Based on the features of paradigms commonly employed to measure implicit stereotypic knowledge (Dovidio et al., 1997; Foddy, 1997; Wittenbrink et al., 1997), a category-trait priming paradigm with a subsequent word association task has been selected as a potential measure of implicit knowledge. The previously described Sentence Completion Task (von Hippel et al., 1997) will also be employed as a proposed measure of implicit stereotypic knowledge.
To ascertain explicit beliefs this study will employ .two measures of attitudes towards women, and one measure of stereotype-related beliefs about male and female characteristics.
To determine whether the level of stereotype endorsement is related to expectations for competence, competence-related behaviour in a mixed-sex, task-related setting will be measured, and following this, its relationship to stereotypic beliefs will be ascertained.

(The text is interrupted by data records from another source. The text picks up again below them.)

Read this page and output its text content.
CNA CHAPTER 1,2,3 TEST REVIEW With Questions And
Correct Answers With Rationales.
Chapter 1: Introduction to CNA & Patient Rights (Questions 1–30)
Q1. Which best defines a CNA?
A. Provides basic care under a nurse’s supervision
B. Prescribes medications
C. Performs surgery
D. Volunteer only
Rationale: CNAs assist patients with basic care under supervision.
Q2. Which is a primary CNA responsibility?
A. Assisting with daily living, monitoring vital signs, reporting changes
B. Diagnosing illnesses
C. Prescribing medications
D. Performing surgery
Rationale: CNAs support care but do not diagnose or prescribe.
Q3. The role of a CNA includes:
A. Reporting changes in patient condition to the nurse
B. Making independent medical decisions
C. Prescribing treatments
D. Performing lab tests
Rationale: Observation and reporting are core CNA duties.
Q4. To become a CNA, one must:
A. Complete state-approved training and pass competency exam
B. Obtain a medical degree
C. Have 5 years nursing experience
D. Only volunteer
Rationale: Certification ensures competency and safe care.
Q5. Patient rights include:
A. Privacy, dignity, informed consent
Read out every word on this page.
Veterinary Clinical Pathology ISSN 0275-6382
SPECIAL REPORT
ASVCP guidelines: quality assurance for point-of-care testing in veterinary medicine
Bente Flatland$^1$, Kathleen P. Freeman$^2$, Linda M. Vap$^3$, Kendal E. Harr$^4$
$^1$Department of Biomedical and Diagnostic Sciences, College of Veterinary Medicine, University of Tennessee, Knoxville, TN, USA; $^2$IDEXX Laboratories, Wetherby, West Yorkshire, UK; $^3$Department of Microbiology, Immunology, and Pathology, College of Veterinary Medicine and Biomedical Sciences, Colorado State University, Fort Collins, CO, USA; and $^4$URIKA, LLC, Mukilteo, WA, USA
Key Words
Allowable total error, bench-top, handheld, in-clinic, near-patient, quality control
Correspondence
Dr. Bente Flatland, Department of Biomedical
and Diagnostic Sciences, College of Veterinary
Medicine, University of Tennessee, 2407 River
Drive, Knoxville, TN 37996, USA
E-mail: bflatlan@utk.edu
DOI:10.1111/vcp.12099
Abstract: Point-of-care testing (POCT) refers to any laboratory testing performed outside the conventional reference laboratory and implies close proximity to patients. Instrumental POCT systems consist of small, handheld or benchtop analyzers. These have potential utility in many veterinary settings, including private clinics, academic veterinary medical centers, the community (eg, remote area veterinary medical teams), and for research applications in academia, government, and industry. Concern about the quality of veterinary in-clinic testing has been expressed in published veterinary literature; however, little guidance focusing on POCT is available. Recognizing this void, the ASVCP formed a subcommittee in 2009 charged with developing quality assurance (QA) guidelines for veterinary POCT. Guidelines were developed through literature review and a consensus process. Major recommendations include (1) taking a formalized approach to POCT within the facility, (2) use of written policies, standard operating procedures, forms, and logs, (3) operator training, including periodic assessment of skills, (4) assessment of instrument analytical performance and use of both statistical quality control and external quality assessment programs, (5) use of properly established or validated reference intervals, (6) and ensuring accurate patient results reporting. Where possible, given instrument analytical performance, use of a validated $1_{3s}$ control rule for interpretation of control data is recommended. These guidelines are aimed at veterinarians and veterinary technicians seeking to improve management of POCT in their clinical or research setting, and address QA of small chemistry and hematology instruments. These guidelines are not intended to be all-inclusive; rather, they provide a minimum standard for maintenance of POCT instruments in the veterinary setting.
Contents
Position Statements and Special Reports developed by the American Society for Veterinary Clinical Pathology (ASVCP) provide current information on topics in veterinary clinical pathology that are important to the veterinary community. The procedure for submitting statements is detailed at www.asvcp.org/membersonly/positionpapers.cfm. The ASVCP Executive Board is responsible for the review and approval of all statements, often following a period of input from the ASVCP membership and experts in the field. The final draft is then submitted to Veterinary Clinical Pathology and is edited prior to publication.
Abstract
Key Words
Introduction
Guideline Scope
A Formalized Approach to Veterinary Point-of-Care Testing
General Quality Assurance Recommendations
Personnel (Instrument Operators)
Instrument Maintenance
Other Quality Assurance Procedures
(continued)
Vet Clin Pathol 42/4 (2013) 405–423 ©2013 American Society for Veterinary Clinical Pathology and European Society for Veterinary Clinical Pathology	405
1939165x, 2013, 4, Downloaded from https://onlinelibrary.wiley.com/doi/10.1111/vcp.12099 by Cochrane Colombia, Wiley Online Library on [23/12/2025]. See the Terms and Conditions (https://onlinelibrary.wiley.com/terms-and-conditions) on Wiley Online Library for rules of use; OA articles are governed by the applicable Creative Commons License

Owing to the fact that in task-related settings with other differentiating characteristics controlled, expectations for competence are higher for males than for females, men will be more likely to reject the influence of their female counterpart than accept it (Foddy & Smithson, 1996; Pugh & Wahrman, 1983; Wagner, Ford & Ford, 1986). However, as it has also been found that different types of women are perceived differentially with respect to competency (Glick et al., 1997), it may be the case that certain types of women will engender lower rates of influence rejection in males than will other types of women. Therefore, in this study two principal subtypes of the female stereotype will be incorporated into the design. In this, the male participants, who will be lead to believe they are working jointly on a task with a female partner, will be exposed to written information describing either a traditional (feminine) subtype, or a modern (career oriented) subtype. This type of exposure may serve to prime stereotype-related information, and concomitantly increase the saliency of gender as a status characteristic within the setting (Beckett & Park, 1995). This feature of the design will enable further assessment of the relationship between stereotype endorsement and behaviour perceptions of women's competency.
As it is argued that females are generally less motivated to accept negative stereotypes of women, it is likely that the role played by implicit knowledge and/or explicit attitudes of stereotypes in behavioural outcomes will be more evident in a male sample than in a female sample (Foschi, 1996). For this reason, only male participants will be tested in this study, and accordingly the predictions made will apply only to men.